The ET rules that supporting a football club does not amount to a philosophical belief within the meaning of the Equality Act 2010.
The Employment Tribunal has held at a preliminary hearing that supporting Rangers Football Club (Rangers) does not amount to a protected philosophical belief within the meaning of section 10(2) of the Equality Act 2010 (EqA 2010).
The case concerned an employee who had been an avid supporter of the Rangers for over four decades. He never missed a match and most of his discretionary income was spent on supporting the team. As far as he was concerned, supporting the Rangers was a way of life and identical to a religious person’s dedication to attending church.
In rejecting the employee’s argument, the Tribunal referenced the explanatory notes of the EqA 2010 which specifically stated that adherence to a football team would not be a belief capable of protection. The definition of ‘support’ (being ‘actively interested in and concerned for the success of’ a particular sports team) contrasted with the definition of ‘belief’ (being ‘an acceptance that something exists or is true, especially one without proof’). The employee’s support for Rangers was akin to support for a political party, which case law had made clear does not constitute a protected philosophical belief.

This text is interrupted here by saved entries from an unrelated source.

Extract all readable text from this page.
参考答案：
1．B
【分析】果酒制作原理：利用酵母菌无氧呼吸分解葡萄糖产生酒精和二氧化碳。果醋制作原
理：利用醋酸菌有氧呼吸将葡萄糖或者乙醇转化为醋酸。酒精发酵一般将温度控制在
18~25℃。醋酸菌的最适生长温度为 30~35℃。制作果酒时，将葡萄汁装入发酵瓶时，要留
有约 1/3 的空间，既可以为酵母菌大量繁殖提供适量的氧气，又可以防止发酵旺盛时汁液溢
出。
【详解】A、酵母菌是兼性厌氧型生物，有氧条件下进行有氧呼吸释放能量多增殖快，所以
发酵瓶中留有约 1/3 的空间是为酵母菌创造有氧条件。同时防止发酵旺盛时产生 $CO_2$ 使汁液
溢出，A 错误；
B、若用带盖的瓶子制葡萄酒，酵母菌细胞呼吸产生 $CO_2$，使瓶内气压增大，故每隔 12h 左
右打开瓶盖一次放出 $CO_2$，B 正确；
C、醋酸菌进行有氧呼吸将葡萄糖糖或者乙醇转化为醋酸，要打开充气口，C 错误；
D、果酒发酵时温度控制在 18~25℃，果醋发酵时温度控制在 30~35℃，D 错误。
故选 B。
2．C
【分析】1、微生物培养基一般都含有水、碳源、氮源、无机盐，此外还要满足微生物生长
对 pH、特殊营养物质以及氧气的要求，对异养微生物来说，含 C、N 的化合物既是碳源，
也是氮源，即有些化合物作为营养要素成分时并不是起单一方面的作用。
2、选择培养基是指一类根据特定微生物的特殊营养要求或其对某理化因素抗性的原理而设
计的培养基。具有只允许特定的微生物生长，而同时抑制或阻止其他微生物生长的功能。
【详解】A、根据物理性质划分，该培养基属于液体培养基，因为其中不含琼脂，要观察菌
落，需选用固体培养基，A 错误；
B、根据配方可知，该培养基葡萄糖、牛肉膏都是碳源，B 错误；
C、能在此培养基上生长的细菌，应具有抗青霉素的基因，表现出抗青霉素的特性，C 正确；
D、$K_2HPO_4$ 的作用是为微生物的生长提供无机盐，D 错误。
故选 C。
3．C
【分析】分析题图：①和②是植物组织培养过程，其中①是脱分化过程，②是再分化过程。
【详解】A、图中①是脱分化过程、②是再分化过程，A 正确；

When considering whether the claimant’s passion qualified as a philosophical belief, the court considered the five criteria set out in Grainger Plc v Nicholson [2010] 2 All E.R. 253, [2009] 11 WLUK 14, namely:
- Was the belief genuinely held?
- Did the claimant hold a belief and not an opinion or viewpoint based on the present state of information available?
- Was the belief as to a weighty and substantial aspect of human life and behaviour?
- Did the belief attain a certain level of cogency, seriousness, cohesion, and importance?
- Was the belief worthy of respect in a democratic society, not incompatible with human dignity and not in conflict with the fundamental rights of others?
The Tribunal stated that supporting a football club was a lifestyle choice and did not affect humanity as a whole or represent a belief that was a weighty part of human life. The only common factor that linked football club supporters was the desire for their team to do well. Therefore, the activity lacked the required characteristics of cogency, cohesion, and importance to be classed as a philosophical belief
Worker Protection Bill passes its second reading stage in the House of Commons
The Worker Protection Bill provides that employers are liable for third-party sexual harassment. If passed, it will provide better protection to workers in the hospitality, retail, and leisure sectors.
At present, employers are not liable for the actions of third parties such as customers or suppliers when it comes to sexual harassment allegations.
The Bill was introduced following a 2018 House of Commons Women and Equalities Select Committee’s inquiry which criticised the lack of protection concerning sexual harassment and recommended that legislation be introduced to impose new employer liabilities for third-party harassment and general duties to prevent harassment that could be enforceable by the Equality and Human Rights Commission.
Although the Bill has passed through its second reading there is no guarantee that it will be enacted as it is a Private Members Bill introduced by Liberal Democrat MP Wera Hobhouse. This will come as a relief to businesses with large supply chains as if it does become law it will significantly increase employer liability and risk.